One of the questions that customers often ask me is, “Is Your
Chef Italian?” This question used to annoy one of my chefs. He felt that the
implication was that if the chef wasn’t European, it meant that the food was
probably not good.
I understand where he’s coming from. However, I also worked
on the reverse. Would I be able to accept a European behind the kitchen in a
Chinese restaurant? The answer would be that it would be a struggle to do so. We
all have, as they say, preconceived notions of who can do what and when it
comes to food, we all have a certain sense of nationalism.
For the native eating his or her cuisine, it’s about the
taste of home. For the outsider, eating a different cuisine is about having a
flavour of another culture. When I lived in England, going to a Chinese restaurant
was about being with “MY” people. Going to a Chinese restaurant was inevitably
about introducing my English friends to “MY” flavours in “My” environment (I
use the word “MY” sparingly. The language that is part of me, is in fact
English. My spoken Cantonese is horrible and I am Chinese illiterate. However,
other than my physical appearance, being able to communicate in something other
than English marked me as different from my peers, which give me a sense of purpose.)
So, when you look at this question from the perspective of a
dining experience being a nationalistic one, the question “Is your chef from…s,”

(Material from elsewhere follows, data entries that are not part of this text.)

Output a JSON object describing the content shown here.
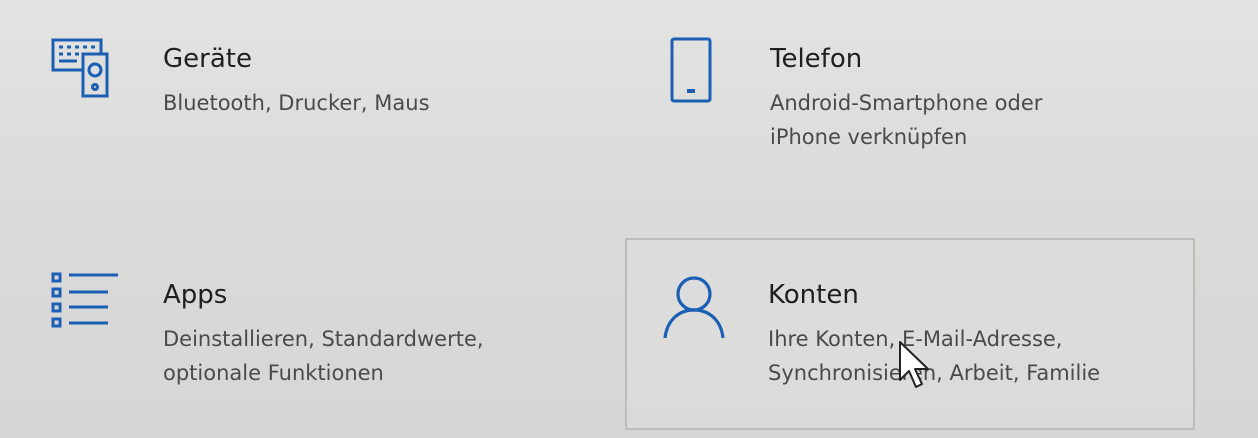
{
  "accent_color": "#1a5fb4",
  "tiles": [
    {
      "icon": "devices-icon",
      "title": "Geräte",
      "description": "Bluetooth, Drucker, Maus"
    },
    {
      "icon": "phone-icon",
      "title": "Telefon",
      "description": "Android-Smartphone oder iPhone verknüpfen"
    },
    {
      "icon": "apps-icon",
      "title": "Apps",
      "description": "Deinstallieren, Standardwerte, optionale Funktionen"
    },
    {
      "icon": "accounts-icon",
      "title": "Konten",
      "description": "Ihre Konten, E-Mail-Adresse, Synchronisieren, Arbeit, Familie"
    }
  ]
}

is in fact a compliment and now that I have started a part-time gig in a
Vietnamese restaurant, I get the same question with a twist – “Is your chef from
Vietnam?”
The answer to both questions is no. The owner and main chef
of the Bistrot is French and the team in the kitchen for the better part of the
last few years is Tamil and Filipino. At the Vietnamese restaurant the guy
doing the cooking is Filipino. I believe that this is a sign of progress and
part of the way that the world should be. Food is one of the most treasured
parts of culture. When someone from a different culture can recreate food of a
particular culture to an extent where people don’t realise that the person
preparing the food isn’t a native, it’s a sign that culture can be celebrated
and enjoyed by any and everyone.
If there’s anything that unites human beings, it is the need
to sit down for a good meal and good food is one of the things that helps break
the ice between people from different worlds. In Singapore and Malaysia, one of
the nicest sights is watching local Tamil’s tuck into Bar-Chor mee or local
Chinese tuck into Roti Prata or Roti Cannai as they call it in Malaysia. The
experience of having and enjoying a cuisine is an act of taking in another
culture.
So, it goes without saying that the next step in cultural
participation is going in and learning how to prepare the cuisine of another
culture to a level where the “natives” of that culture enjoy your efforts.

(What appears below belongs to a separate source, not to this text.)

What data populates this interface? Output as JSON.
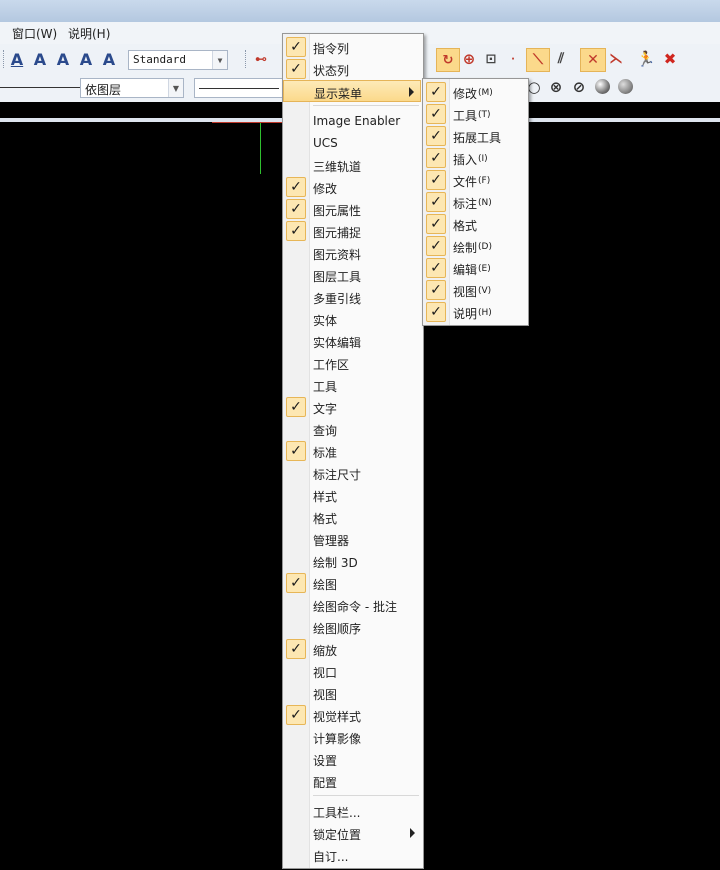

It’s not who prepares the food but who enjoys it that matters.
Which brings me back to my experience of living in England
as a Chinese boy. I remember English people telling me that one of the best
ways of judging a Chinese restaurant was by the number of Chinese people who
ate there.
They were right. The best Chinese food in the UK was
inevitably in London’s China town because it served food that people who knew
Chinese food would eat. In the small towns where the owner of the only Chinese
take away was inevitably the only Chinese person, the food was inevitably what
English people imagined Chinese food to be (I remember my mother asking a
waiter at Chinese restaurant in Hamburg what was good on the menu – the answer
was “nothing – it’s served to cheat the Whites. In another incident, I remember
being in the Thai restaurant in Petersfield, the small English town where I
grew up. Mentioned that my stepdad was going to Bangkok the next day –
whereupon the waitress said “Oh, you’ll get real Thai food.”).

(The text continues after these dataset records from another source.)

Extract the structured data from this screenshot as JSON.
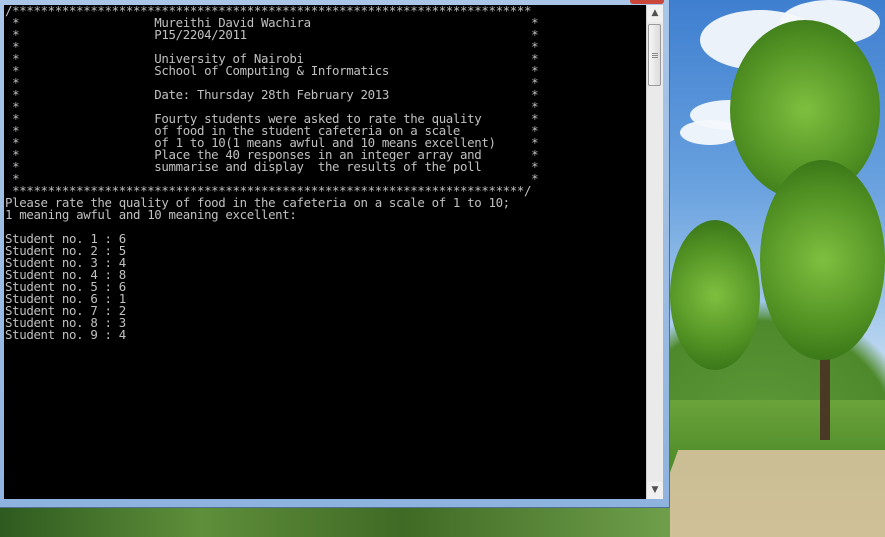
{
  "window": {
    "type": "console"
  },
  "console": {
    "lines": [
      "/*************************************************************************",
      " *                   Mureithi David Wachira                               *",
      " *                   P15/2204/2011                                        *",
      " *                                                                        *",
      " *                   University of Nairobi                                *",
      " *                   School of Computing & Informatics                    *",
      " *                                                                        *",
      " *                   Date: Thursday 28th February 2013                    *",
      " *                                                                        *",
      " *                   Fourty students were asked to rate the quality       *",
      " *                   of food in the student cafeteria on a scale          *",
      " *                   of 1 to 10(1 means awful and 10 means excellent)     *",
      " *                   Place the 40 responses in an integer array and       *",
      " *                   summarise and display  the results of the poll       *",
      " *                                                                        *",
      " ************************************************************************/",
      "Please rate the quality of food in the cafeteria on a scale of 1 to 10;",
      "1 meaning awful and 10 meaning excellent:",
      "",
      "Student no. 1 : 6",
      "Student no. 2 : 5",
      "Student no. 3 : 4",
      "Student no. 4 : 8",
      "Student no. 5 : 6",
      "Student no. 6 : 1",
      "Student no. 7 : 2",
      "Student no. 8 : 3",
      "Student no. 9 : 4"
    ]
  },
  "scrollbar": {
    "up_icon": "▲",
    "down_icon": "▼"
  },
  "colors": {
    "console_bg": "#000000",
    "console_fg": "#c0c0c0",
    "frame": "#9fbde3"
  }
}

Now, I apply this experience to the restaurants that have
been my home. The Pizzeria & Grill and the Bistrot had regular customers
from Italy. The Vietnamese restaurant where I’ve been working at has more than
it’s share of Vietnamese customers (including my 21-year-old).
So, if you want to figure out if a restaurant of a
particular cuisine serves, don’t focus on culture of the chef but on who the
customers are. That would give you an idea of the “authenticity” of the food.
Celebrate that chefs can produce cuisine from all over the world.
I go back to my earlier point on whether I would accept a
Westerner cooking in a Chinese restaurant. Yes, I would struggle if I saw a blond-haired
blue-eyed chap behind a wok. However, if I noticed lots of Chinese people eating
there it would signal to me that he was producing good Chinese food. My respect
for this person would grow because it would mean he was passionate enough to
learn Chinese food as a Chinese tasting it.
Many of us forget that the product is not the person doing
the work but on the work that is produced.